Atteint de la maladie de Parkinson depuis plusieurs années, le chef d’orchestre Kurt Masur est décédé aujourd’hui samedi 19 décembre. Enumérer les multiples jalons qui ont conduit ce natif de Brieg en Haute-Silésie à devenir un chef d’orchestre renommé serait exercice fastidieux. En soixante années de carrière, Kurt Masur a parcouru le monde et le répertoire. Les hommages suivront inévitablement, plus éloquents, plus diserts pour louanger l’homme – profondément humain – et sa direction, rigoureuse mais sans doute trop mesurée pour se réaliser à l’opéra. Si le maestro conduisait encore il y a peu Fidelio au Théâtre des Champs-Elysées, c’est davantage par amour de Beethoven que du genre lyrique. Sa discographie à ce titre est significative. Elle ignore Verdi, Wagner, Puccini et les chefs d’oeuvre opératiques de Mozart. De Britten, elle ne retient que le War Requiem et de Janacek, la Messe glagolitique. Exceptions qui confirment la règle, la rare Genoveva de Schumann dominée par les immenses Dietrich Fischer-Dieskau et Edda Moser, ainsi qu’Ariadne auf Naxos en 1988 qui s’impose davantage par son trio de sopranos – Jessye Norman, Edita Gruberova, Julia Varady – que par sa direction d’orchestre, en mal de théâtre.
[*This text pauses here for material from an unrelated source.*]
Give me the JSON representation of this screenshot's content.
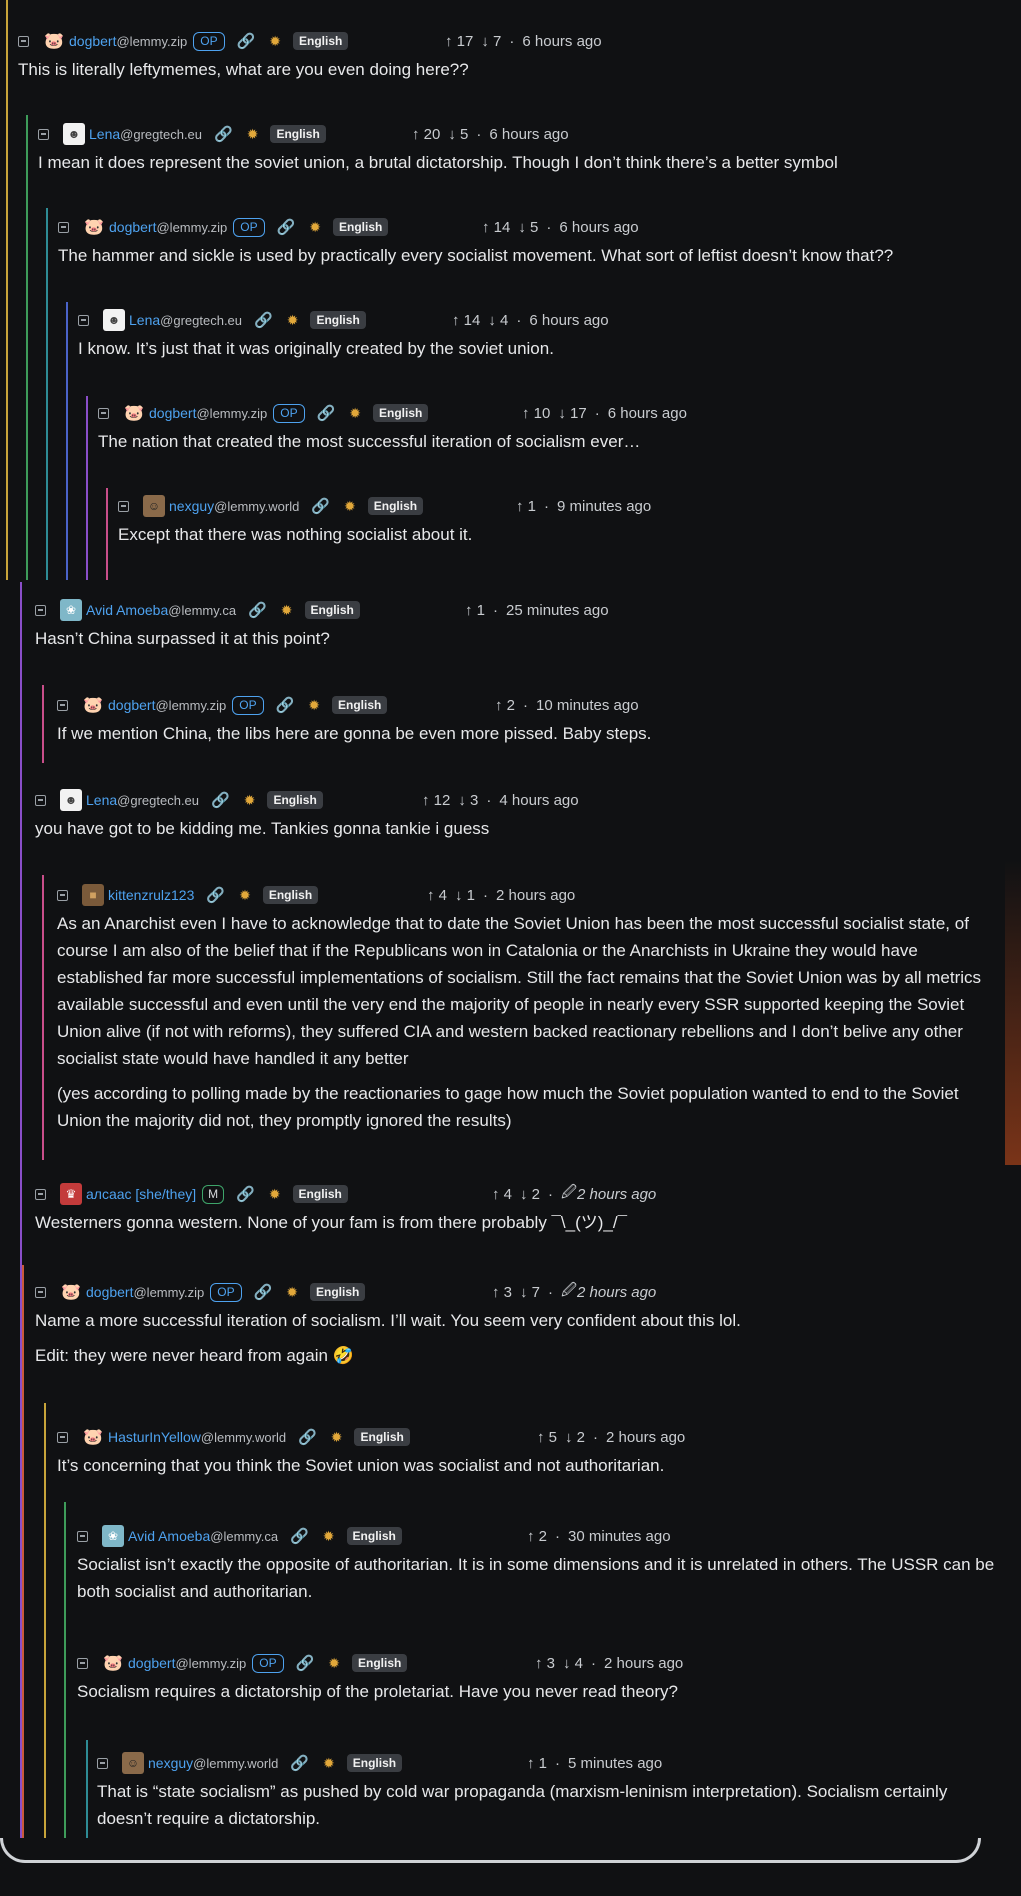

Qui aime Masur ou veut l’aimer, préfèrera l’écouter dans le répertoire symphonique, allemand si possible : les quatre B – Beethoven, Brahms, Bruckner et Bach dont il emprunte au clavier l’adjectif le mieux à même de qualifier son art : tempéré.
Communiqué de presse de l’Orchestre National de France dont Kurt Masur fut le directeur de 2002 à 2008
Radio France, son Président Mathieu Gallet, l’Orchestre National de France et son Directeur Musical Daniele Gatti viennent d’apprendre avec une profonde tristesse la disparition d’un « Directeur musical de légende » Kurt Masur qui exerça cette fonction auprès de l’Orchestre de 2002 à 2008.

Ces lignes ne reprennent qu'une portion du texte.